On the implementation side, I've found TypeScript's type inference to be far more capable. I've encountered several mypy bugs around type narrowing. The issues I've filed have greeted by a "yeah, this is a problem, but low priority since you can restructure your code to make it more explicit." I understand staffing is an issue for community projects, and the PSF is trying to do a lot with very little, but that doesn't change the fact that it's a deficiency when compared to other systems.

1: https://www.python.org/dev/peps/pep-0544/

2: https://www.python.org/dev/peps/pep-0589/


Typescript feels like it's own language. Whereas python types are just optional extra information you can add (more like Flow does), and they are rather verbose and clunky compared to Typescript


You can try and take some old JS lib and annotate it in TS. It'll work. It'll be very clunky, and full of any/unknown.

There's a reason why strong static typeable code looks the way it looks (basically functional programming). You can type a monad chain, because it's a container type for arbitrary types interacting, but you can't easily type a switch nested in a for loop that uses a queue to walk a tree.

Of course the flip side is that to walk a tree functionally you need recursion schemas, and they are ugly/complex.


For one, they're not actually enforced


http://mypy-lang.org/

Disclaimer: I have not used MyPy.
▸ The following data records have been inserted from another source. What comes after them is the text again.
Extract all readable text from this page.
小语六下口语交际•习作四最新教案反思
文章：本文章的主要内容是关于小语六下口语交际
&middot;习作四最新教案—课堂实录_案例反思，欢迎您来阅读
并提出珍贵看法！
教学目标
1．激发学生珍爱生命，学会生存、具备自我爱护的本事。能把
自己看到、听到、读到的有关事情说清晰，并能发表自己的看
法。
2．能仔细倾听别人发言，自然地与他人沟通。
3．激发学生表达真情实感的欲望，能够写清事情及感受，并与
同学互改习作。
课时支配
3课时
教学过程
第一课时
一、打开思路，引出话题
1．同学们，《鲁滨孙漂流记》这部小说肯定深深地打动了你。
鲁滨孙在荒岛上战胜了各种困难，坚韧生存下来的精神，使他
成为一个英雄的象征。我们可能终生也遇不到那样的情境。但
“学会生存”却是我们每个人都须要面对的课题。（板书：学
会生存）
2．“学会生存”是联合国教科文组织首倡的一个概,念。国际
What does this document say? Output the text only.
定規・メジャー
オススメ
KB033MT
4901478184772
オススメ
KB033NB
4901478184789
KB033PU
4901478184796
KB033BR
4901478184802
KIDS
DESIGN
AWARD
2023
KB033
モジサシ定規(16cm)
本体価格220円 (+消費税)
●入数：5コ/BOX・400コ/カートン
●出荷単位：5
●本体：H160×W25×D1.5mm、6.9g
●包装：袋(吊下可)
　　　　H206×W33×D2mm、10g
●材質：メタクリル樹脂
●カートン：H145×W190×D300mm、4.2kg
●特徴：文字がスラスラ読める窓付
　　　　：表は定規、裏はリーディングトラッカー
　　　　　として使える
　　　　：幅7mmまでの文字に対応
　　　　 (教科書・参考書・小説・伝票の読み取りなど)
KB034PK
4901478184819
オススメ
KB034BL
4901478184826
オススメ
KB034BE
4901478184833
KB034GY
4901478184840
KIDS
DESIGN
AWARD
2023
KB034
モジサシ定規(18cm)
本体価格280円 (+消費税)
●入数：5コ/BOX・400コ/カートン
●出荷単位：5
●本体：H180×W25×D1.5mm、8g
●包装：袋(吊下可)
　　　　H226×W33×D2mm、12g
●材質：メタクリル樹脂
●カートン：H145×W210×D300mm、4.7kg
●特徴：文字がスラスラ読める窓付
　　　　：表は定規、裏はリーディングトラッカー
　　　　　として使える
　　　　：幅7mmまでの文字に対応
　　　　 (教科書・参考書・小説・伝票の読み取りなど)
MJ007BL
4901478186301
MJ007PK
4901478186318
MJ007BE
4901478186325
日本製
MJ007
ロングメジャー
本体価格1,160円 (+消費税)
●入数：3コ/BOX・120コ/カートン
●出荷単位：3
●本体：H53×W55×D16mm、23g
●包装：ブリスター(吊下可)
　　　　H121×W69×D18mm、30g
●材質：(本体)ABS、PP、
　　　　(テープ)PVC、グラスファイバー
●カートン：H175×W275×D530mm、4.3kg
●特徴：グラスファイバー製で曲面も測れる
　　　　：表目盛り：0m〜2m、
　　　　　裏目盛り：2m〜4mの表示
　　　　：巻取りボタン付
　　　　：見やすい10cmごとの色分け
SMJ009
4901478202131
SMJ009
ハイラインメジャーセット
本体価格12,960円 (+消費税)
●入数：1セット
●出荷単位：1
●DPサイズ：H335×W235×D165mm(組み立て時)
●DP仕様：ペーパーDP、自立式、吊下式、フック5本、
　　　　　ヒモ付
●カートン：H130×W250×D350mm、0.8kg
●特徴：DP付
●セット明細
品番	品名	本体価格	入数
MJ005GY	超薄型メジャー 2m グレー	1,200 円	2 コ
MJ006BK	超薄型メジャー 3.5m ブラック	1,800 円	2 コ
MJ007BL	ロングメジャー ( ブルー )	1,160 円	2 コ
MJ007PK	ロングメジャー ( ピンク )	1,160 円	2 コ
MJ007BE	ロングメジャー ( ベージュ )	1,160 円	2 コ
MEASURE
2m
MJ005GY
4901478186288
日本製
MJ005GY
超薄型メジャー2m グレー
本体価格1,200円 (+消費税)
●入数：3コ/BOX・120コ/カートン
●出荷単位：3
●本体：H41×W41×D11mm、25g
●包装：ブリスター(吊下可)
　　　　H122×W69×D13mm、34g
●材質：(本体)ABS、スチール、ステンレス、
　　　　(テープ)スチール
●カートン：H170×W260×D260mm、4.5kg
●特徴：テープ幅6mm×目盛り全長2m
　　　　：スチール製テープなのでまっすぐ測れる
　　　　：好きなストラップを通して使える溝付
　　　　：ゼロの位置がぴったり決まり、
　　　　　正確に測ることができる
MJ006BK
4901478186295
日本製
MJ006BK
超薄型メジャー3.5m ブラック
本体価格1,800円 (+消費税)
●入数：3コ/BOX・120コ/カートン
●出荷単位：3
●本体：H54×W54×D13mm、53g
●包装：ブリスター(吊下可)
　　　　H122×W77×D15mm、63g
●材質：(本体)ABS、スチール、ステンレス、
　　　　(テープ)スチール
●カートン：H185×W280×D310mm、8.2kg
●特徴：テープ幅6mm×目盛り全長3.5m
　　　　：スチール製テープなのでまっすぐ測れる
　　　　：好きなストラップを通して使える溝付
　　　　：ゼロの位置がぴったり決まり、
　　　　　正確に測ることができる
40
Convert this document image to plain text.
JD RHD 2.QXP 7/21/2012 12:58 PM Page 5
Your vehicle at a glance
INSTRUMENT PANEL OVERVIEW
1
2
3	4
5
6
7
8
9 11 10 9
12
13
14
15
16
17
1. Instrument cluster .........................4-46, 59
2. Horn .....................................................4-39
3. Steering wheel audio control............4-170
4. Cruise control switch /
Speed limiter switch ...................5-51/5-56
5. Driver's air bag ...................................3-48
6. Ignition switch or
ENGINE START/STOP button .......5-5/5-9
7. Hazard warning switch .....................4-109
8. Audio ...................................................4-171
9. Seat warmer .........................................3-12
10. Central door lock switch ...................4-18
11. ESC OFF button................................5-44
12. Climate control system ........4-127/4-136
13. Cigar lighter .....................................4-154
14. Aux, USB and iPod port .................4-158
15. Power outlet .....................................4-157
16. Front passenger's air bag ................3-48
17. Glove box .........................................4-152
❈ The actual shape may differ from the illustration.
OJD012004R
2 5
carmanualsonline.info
I'm just interested.


Both TS and mypy has strict mode and "implicit Any" mode.

In the latter they don't enforce much, you just get a JS or regular Python file. (mypy is not a transpiler like TS, mostly because it explicitly wants to be able to target legacy JS runtimes - eg IE8 ES5 - whereas mypy needs a recent Python that supports type annotations)


Typescript is way more ahead and mature than Python static type annotations or other community libraries for static type check

Ref Link :- https://www.typescriptlang.org/docs/handbook/advanced-types....


Conditional types and the `infer` directive, I’d imagine. Which end up being very powerful.


Python doesn't properly do static typing. Strong typing alone gives you none of the benefits of dynamic typing and none of the benefits of static typing.


mypy is a static type checker for Python


It's an unnecessary extra hurdle. Unless it's the default, it's basically not existent.